JEFF KNAPP: Autumn fishing features big smallies, less pressure
Late-fall smallmouth bass can be taken with relative consistency well into autumn. On busy lakes like Crawford County’s Conneaut, fall fishing can provide not only a chance at catching oversized smallies, but also a welcome relief from the crowds.
Dave Lehman and Chad Templin ply the clear water of Conneaut Lake well into fall, typically fishing together. At anytime from September through December I can expect to receive a text message that includes an image of a big smallmouth bass. They don’t usually catch a bunch, but each trip seems to yield at least one smallmouth bass, a good one in the 4 to 5-pound-plus category.
Though Templin and Lehman often share a boat, presentation-wise, their approaches differ, likely based on personal confidence in bait-style selection.
Templin is a crankbait angler throughout the year and doesn’t stop using them for smallies when the water takes on a chill.
“I’ve taken fall smallmouth on crankbaits in water approaching the 40-degree mark,” Templin noted. “You just need to slow down your retrieve the colder the water gets.”

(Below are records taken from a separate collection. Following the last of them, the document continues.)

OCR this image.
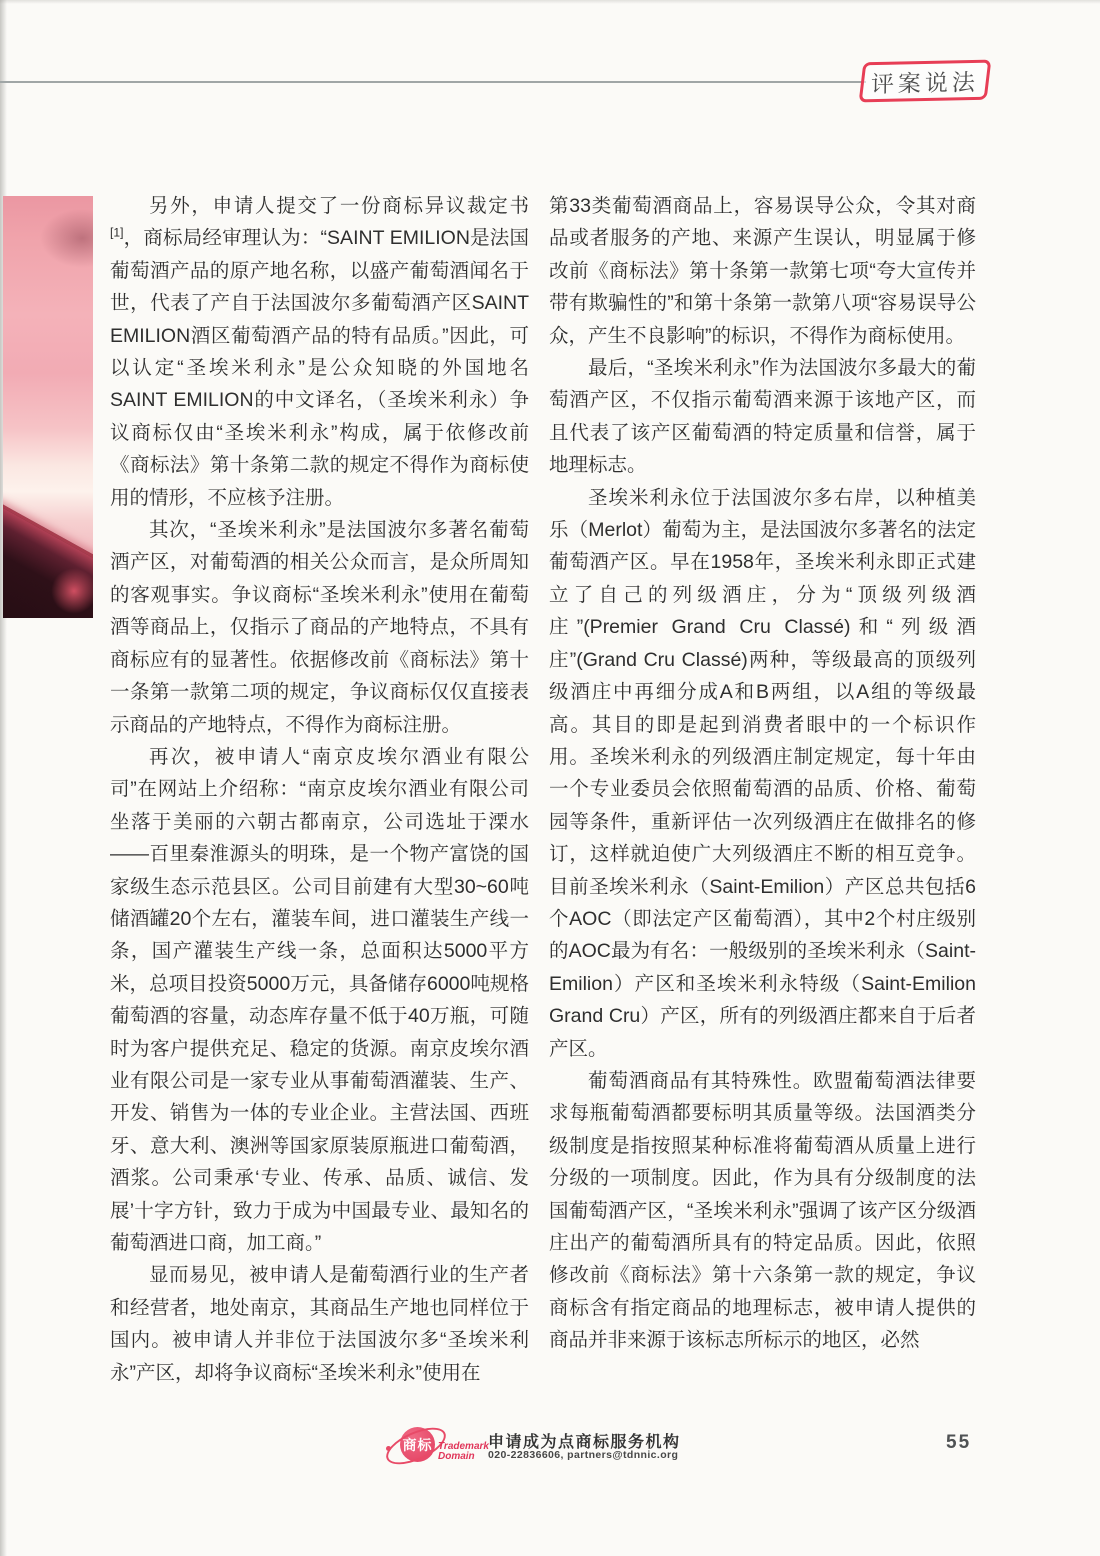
评案说法

另外，申请人提交了一份商标异议裁定书[1]，商标局经审理认为：“SAINT EMILION是法国葡萄酒产品的原产地名称，以盛产葡萄酒闻名于世，代表了产自于法国波尔多葡萄酒产区SAINT EMILION酒区葡萄酒产品的特有品质。”因此，可以认定“圣埃米利永”是公众知晓的外国地名SAINT EMILION的中文译名，（圣埃米利永）争议商标仅由“圣埃米利永”构成，属于依修改前《商标法》第十条第二款的规定不得作为商标使用的情形，不应核予注册。

其次，“圣埃米利永”是法国波尔多著名葡萄酒产区，对葡萄酒的相关公众而言，是众所周知的客观事实。争议商标“圣埃米利永”使用在葡萄酒等商品上，仅指示了商品的产地特点，不具有商标应有的显著性。依据修改前《商标法》第十一条第一款第二项的规定，争议商标仅仅直接表示商品的产地特点，不得作为商标注册。

再次，被申请人“南京皮埃尔酒业有限公司”在网站上介绍称：“南京皮埃尔酒业有限公司坐落于美丽的六朝古都南京，公司选址于溧水——百里秦淮源头的明珠，是一个物产富饶的国家级生态示范县区。公司目前建有大型30~60吨储酒罐20个左右，灌装车间，进口灌装生产线一条，国产灌装生产线一条，总面积达5000平方米，总项目投资5000万元，具备储存6000吨规格葡萄酒的容量，动态库存量不低于40万瓶，可随时为客户提供充足、稳定的货源。南京皮埃尔酒业有限公司是一家专业从事葡萄酒灌装、生产、开发、销售为一体的专业企业。主营法国、西班牙、意大利、澳洲等国家原装原瓶进口葡萄酒，酒浆。公司秉承‘专业、传承、品质、诚信、发展’十字方针，致力于成为中国最专业、最知名的葡萄酒进口商，加工商。”

显而易见，被申请人是葡萄酒行业的生产者和经营者，地处南京，其商品生产地也同样位于国内。被申请人并非位于法国波尔多“圣埃米利永”产区，却将争议商标“圣埃米利永”使用在

第33类葡萄酒商品上，容易误导公众，令其对商品或者服务的产地、来源产生误认，明显属于修改前《商标法》第十条第一款第七项“夸大宣传并带有欺骗性的”和第十条第一款第八项“容易误导公众，产生不良影响”的标识，不得作为商标使用。

最后，“圣埃米利永”作为法国波尔多最大的葡萄酒产区，不仅指示葡萄酒来源于该地产区，而且代表了该产区葡萄酒的特定质量和信誉，属于地理标志。

圣埃米利永位于法国波尔多右岸，以种植美乐（Merlot）葡萄为主，是法国波尔多著名的法定葡萄酒产区。早在1958年，圣埃米利永即正式建立了自己的列级酒庄，分为“顶级列级酒庄”(Premier Grand Cru Classé)和“列级酒庄”(Grand Cru Classé)两种，等级最高的顶级列级酒庄中再细分成A和B两组，以A组的等级最高。其目的即是起到消费者眼中的一个标识作用。圣埃米利永的列级酒庄制定规定，每十年由一个专业委员会依照葡萄酒的品质、价格、葡萄园等条件，重新评估一次列级酒庄在做排名的修订，这样就迫使广大列级酒庄不断的相互竞争。目前圣埃米利永（Saint-Emilion）产区总共包括6个AOC（即法定产区葡萄酒），其中2个村庄级别的AOC最为有名：一般级别的圣埃米利永（Saint-Emilion）产区和圣埃米利永特级（Saint-Emilion Grand Cru）产区，所有的列级酒庄都来自于后者产区。

葡萄酒商品有其特殊性。欧盟葡萄酒法律要求每瓶葡萄酒都要标明其质量等级。法国酒类分级制度是指按照某种标准将葡萄酒从质量上进行分级的一项制度。因此，作为具有分级制度的法国葡萄酒产区，“圣埃米利永”强调了该产区分级酒庄出产的葡萄酒所具有的特定品质。因此，依照修改前《商标法》第十六条第一款的规定，争议商标含有指定商品的地理标志，被申请人提供的商品并非来源于该标志所标示的地区，必然

商标 Trademark
Domain
申请成为点商标服务机构
020-22836606, partners@tdnnic.org
55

For fall fishing on clear-water lakes like Conneaut — which features deep weedbeds that extend out into 12 to 15 feet of water — Templin employs deep-diving crankbaits like Mann’s DD22 and Lucky Craft’s 3.5DD. He likes working this area of the lake, feeling that groups of bass (in Conneaut’s case both smallmouth and largemouth) are grouped up, pushed to the outside edge as shallower weeds experience their annual die-off.
“Crankbaits don’t usually achieve the depths the makers claim, but ones in the 20-foot category will touch bottom in depths of 15 feet or more,” he added.
Templin holds a boat position that allows him to make casts that more or less parallel the outside edges of submerged weed cover.
“If you cast parallel to the weedline, you can keep your lure in the strike zone much longer,” Templin explained. “You can fan-cast at various intervals, hitting zones of 10, 15 and 20 feet. When you cast more directly in toward the cover, you lose a level of control and are more apt to pick up weeds.”
Templin experiments with various retrieves throughout the day, with one common factor: He keeps things slow. Some days, though, the smallies prefer a slow, steady retrieve; with others a stop-and-go cadence is productive. He uses a long casting rod in the 7 1/2 - to 7-foot, 10-inch range to make long casts. Reels are spooled with fairly light line — either 10- or 12-pound test — for the same reason. Long casts allow the lure to attain maximum diving depth for the longest time, and to make occasional bottom contact, which is another significant trigger.
While Templin is casting a deep-diving crankbait, Lehman often opts for a soft-bodied swimbait, a pre-rigged model like Storm’s Wild-eye. Lehman is an exceptional jig fisherman, so it’s no surprise he fishes a soft swimbait in a manner similar to a jig, playing to his strengths.
“I also like to target the deep weeds, concentrating on deep weed points in particular,” Lehman stated. “I make a long cast and allow the swimbait to flutter to the bottom, just like a jig. A slight line twitch likely means a smallie has intercepted the bait during the initial fall.”
Once the bait has hit bottom, Lehman begins working it back to the boat in a manner that’s a cross between a jig and a crankbait, similar to slow-rolling a spinnerbait. He’ll sometime allow the bait to touch bottom, and then he’ll slow swim it freely for a while.